Hoping this is helpful, I looked at a couple of the few weird page titles in the events field from the logstash entry.

select * from page where page_id = 700613;
...
| Toys_“R”_Us     |

But the string in the events field has Toys âRâ Us (for the serialized string at any rate).
Similarly, we have for dewikinews:

select page_title from page where page_id = 83199;
...
| Direktor_der_US-Zoll-_und_Grenzsschutzbehörde_Sanders_tritt_zurück   |

where the events field has Direktor der US-Zoll- und Grenzsschutzbehörde Sanders tritt zurÌck (again for the serialized version of the text).
Maybe these are worth checking out.

Beware that a lot of failures reported as FormatJson::encode($events) failed: Malformed UTF-8 characters, possibly incorrectly encoded. Aborting send. are due to T228496 and relate to sending log events through kafja (these are not MW jobs). These are all search related api requests.
Unless I'm searching incorrectly I can only find 3 instances of this particular failure in the last 7days (ORES RecentChangeSaveHookHandler failing to push due to invalid UTF-8 sequences). Search string I'm using: EventBus AND Malformed NOT "EventBusMonologHandler"
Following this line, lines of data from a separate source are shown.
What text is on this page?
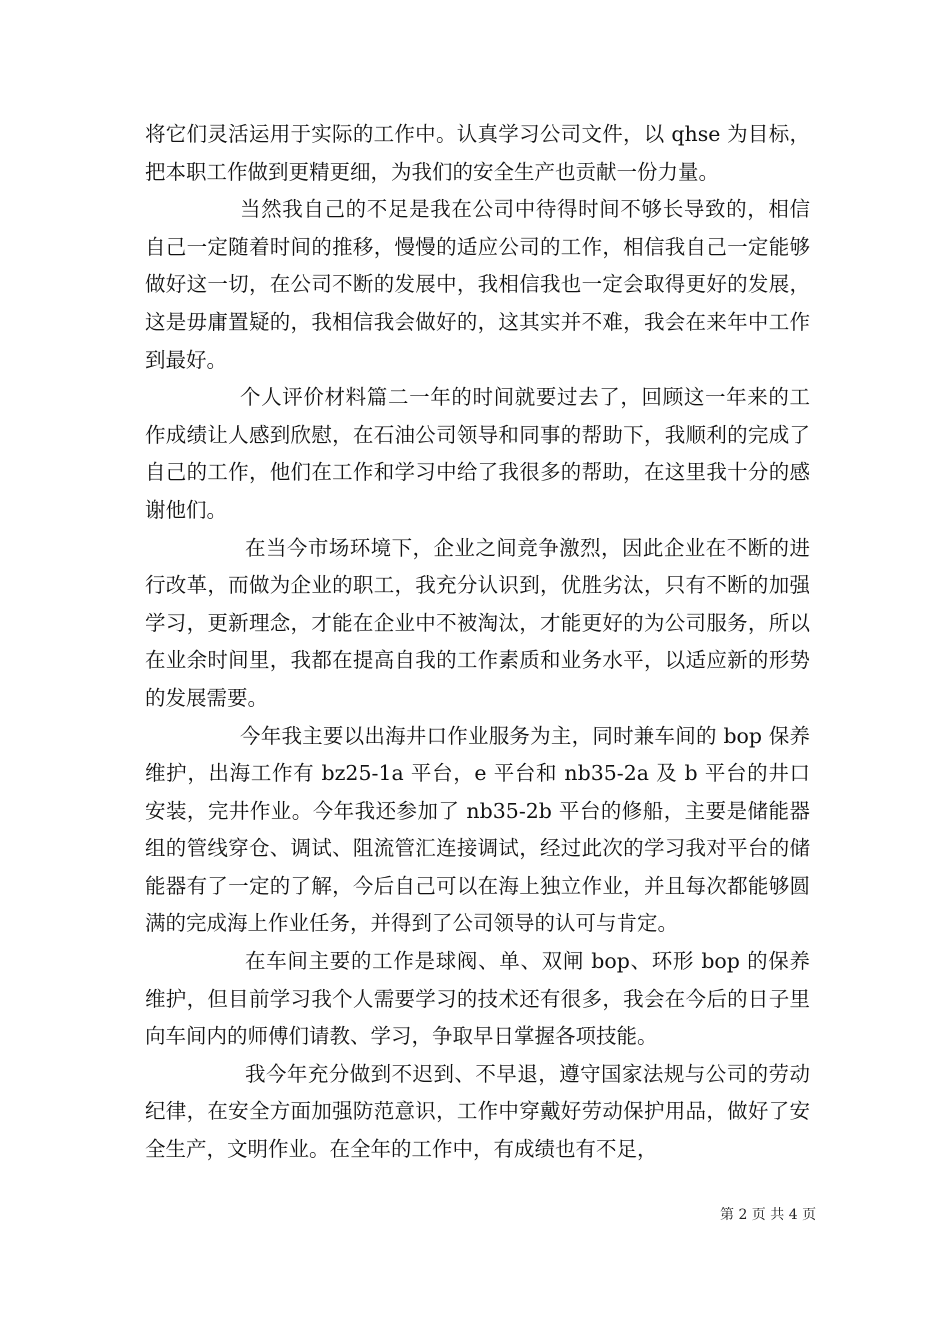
将它们灵活运用于实际的工作中。认真学习公司文件，以 qhse 为目标，把本职工作做到更精更细，为我们的安全生产也贡献一份力量。

当然我自己的不足是我在公司中待得时间不够长导致的，相信自己一定随着时间的推移，慢慢的适应公司的工作，相信我自己一定能够做好这一切，在公司不断的发展中，我相信我也一定会取得更好的发展，这是毋庸置疑的，我相信我会做好的，这其实并不难，我会在来年中工作到最好。

个人评价材料篇二一年的时间就要过去了，回顾这一年来的工作成绩让人感到欣慰，在石油公司领导和同事的帮助下，我顺利的完成了自己的工作，他们在工作和学习中给了我很多的帮助，在这里我十分的感谢他们。

在当今市场环境下，企业之间竞争激烈，因此企业在不断的进行改革，而做为企业的职工，我充分认识到，优胜劣汰，只有不断的加强学习，更新理念，才能在企业中不被淘汰，才能更好的为公司服务，所以在业余时间里，我都在提高自我的工作素质和业务水平，以适应新的形势的发展需要。

今年我主要以出海井口作业服务为主，同时兼车间的 bop 保养维护，出海工作有 bz25-1a 平台，e 平台和 nb35-2a 及 b 平台的井口安装，完井作业。今年我还参加了 nb35-2b 平台的修船，主要是储能器组的管线穿仓、调试、阻流管汇连接调试，经过此次的学习我对平台的储能器有了一定的了解，今后自己可以在海上独立作业，并且每次都能够圆满的完成海上作业任务，并得到了公司领导的认可与肯定。

在车间主要的工作是球阀、单、双闸 bop、环形 bop 的保养维护，但目前学习我个人需要学习的技术还有很多，我会在今后的日子里向车间内的师傅们请教、学习，争取早日掌握各项技能。

我今年充分做到不迟到、不早退，遵守国家法规与公司的劳动纪律，在安全方面加强防范意识，工作中穿戴好劳动保护用品，做好了安全生产，文明作业。在全年的工作中，有成绩也有不足，

第 2 页 共 4 页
Change 524534 had a related patch set uploaded (by DCausse; owner: DCausse):
[mediawiki/extensions/ORES@master] Normalize the user agent before sending FetchScoreJob

https://gerrit.wikimedia.org/r/524534

Beware that a lot of failures reported as FormatJson::encode($events) failed: Malformed UTF-8 characters, possibly incorrectly encoded. Aborting send. are due to T228496 and relate to sending log events through kafja (these are not MW jobs). These are all search related api requests.
Unless I'm searching incorrectly I can only find 3 instances of this particular failure in the last 7days (ORES RecentChangeSaveHookHandler failing to push due to invalid UTF-8 sequences). Search string I'm using: EventBus AND Malformed NOT "EventBusMonologHandler"

Thanks, I definitely assumed both were the same. So if there are only 3 instances of this failure, we're still looking for another cause of RC insertion failure, since T228462 has 4 reported events missing plus 1 on VPT.
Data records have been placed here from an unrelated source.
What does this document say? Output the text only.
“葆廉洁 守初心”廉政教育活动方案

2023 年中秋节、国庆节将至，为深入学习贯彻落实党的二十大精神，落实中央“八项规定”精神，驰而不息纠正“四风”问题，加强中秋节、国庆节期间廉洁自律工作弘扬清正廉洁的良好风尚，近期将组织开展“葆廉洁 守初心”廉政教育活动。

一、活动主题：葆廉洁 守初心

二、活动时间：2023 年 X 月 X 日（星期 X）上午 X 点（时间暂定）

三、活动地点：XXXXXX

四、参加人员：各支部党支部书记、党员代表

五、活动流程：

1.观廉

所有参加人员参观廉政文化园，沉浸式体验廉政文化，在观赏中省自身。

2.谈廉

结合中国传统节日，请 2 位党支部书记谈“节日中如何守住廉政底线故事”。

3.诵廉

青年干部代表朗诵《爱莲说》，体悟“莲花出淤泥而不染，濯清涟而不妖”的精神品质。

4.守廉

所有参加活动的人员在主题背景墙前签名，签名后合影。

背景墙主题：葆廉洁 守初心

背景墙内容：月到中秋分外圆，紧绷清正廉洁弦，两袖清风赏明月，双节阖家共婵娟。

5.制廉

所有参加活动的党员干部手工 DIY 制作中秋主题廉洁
All entries in the EventBus log for today, up until now, are cirrussearch-related. Still waiting for something else to show up.

Change 524534 merged by jenkins-bot:
[mediawiki/extensions/ORES@master] Normalize the user agent before sending FetchScoreJob

https://gerrit.wikimedia.org/r/524534

Change 524534 merged by jenkins-bot:
[mediawiki/extensions/ORES@master] Normalize the user agent before sending FetchScoreJob
https://gerrit.wikimedia.org/r/524534

Should this be backported, or its waiting on some analytics of the logs?
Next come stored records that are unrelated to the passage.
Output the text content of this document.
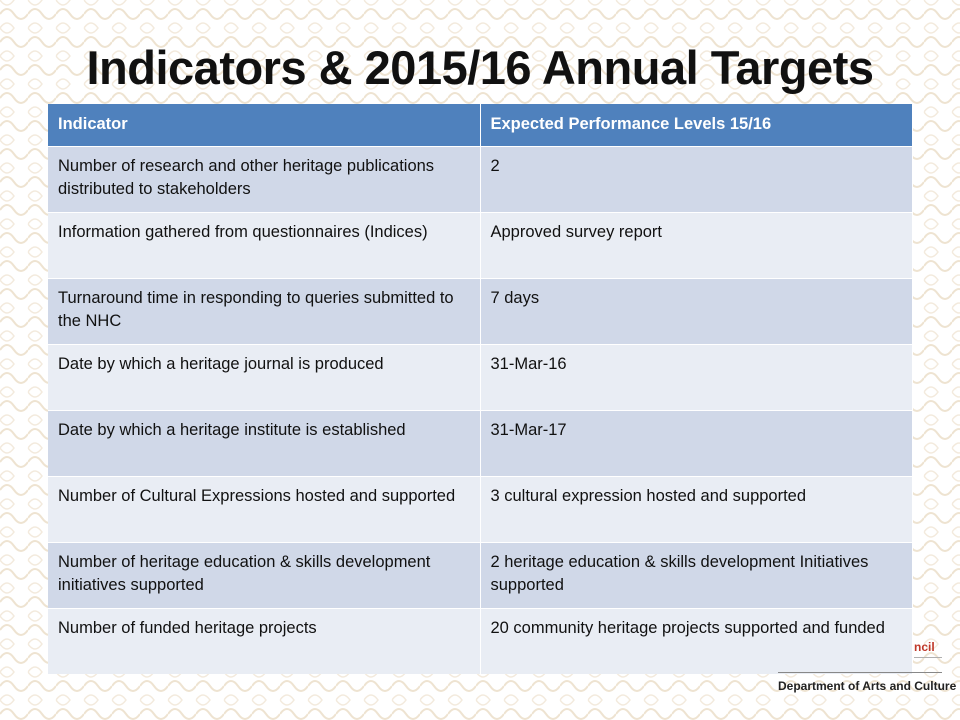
Indicators & 2015/16 Annual Targets
Indicator	Expected Performance Levels 15/16
Number of research and other heritage publications distributed to stakeholders	2
Information gathered from questionnaires (Indices)	Approved survey report
Turnaround time in responding to queries submitted to the NHC	7 days
Date by which a heritage journal is produced	31-Mar-16
Date by which a heritage institute is established	31-Mar-17
Number of Cultural Expressions hosted and supported	3 cultural expression hosted and supported
Number of heritage education & skills development initiatives supported	2 heritage education & skills development Initiatives supported
Number of funded heritage projects	20 community heritage projects supported and funded
ncil
Department of Arts and Culture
Change 524604 had a related patch set uploaded (by Accraze; owner: Accraze):
[mediawiki/extensions/ORES@master] Handle JobQueueError exception

https://gerrit.wikimedia.org/r/524604

Change 524604 merged by jenkins-bot:
[mediawiki/extensions/ORES@master] Handle JobQueueError exception

https://gerrit.wikimedia.org/r/524604

akosiaris lowered the priority of this task from Unbreak Now! to High.Tue, Jul 23, 12:41 PM
akosiaris added a subscriber: akosiaris.

Lowering priority from UBN, since that was on Jun 19th and it's been 4 days already.

JTannerWMF added a subscriber: Etonkovidova.

Hey @Etonkovidova can you check to see if this is still happening

We should check if this still happens in production. The latest patch would have changed how the error is reported in Logstash, we should now search for "Job push failed".

Etonkovidova closed this task as Resolved.Wed, Aug 7, 12:29 AM
Etonkovidova claimed this task.

Since the patch was deployed to wmf.14, wmf.15, wmf.16 and no errors were reported, and, also, logstash for testwiki (wmf.17) doesn't display such errors - I'm closing the task as Resolved.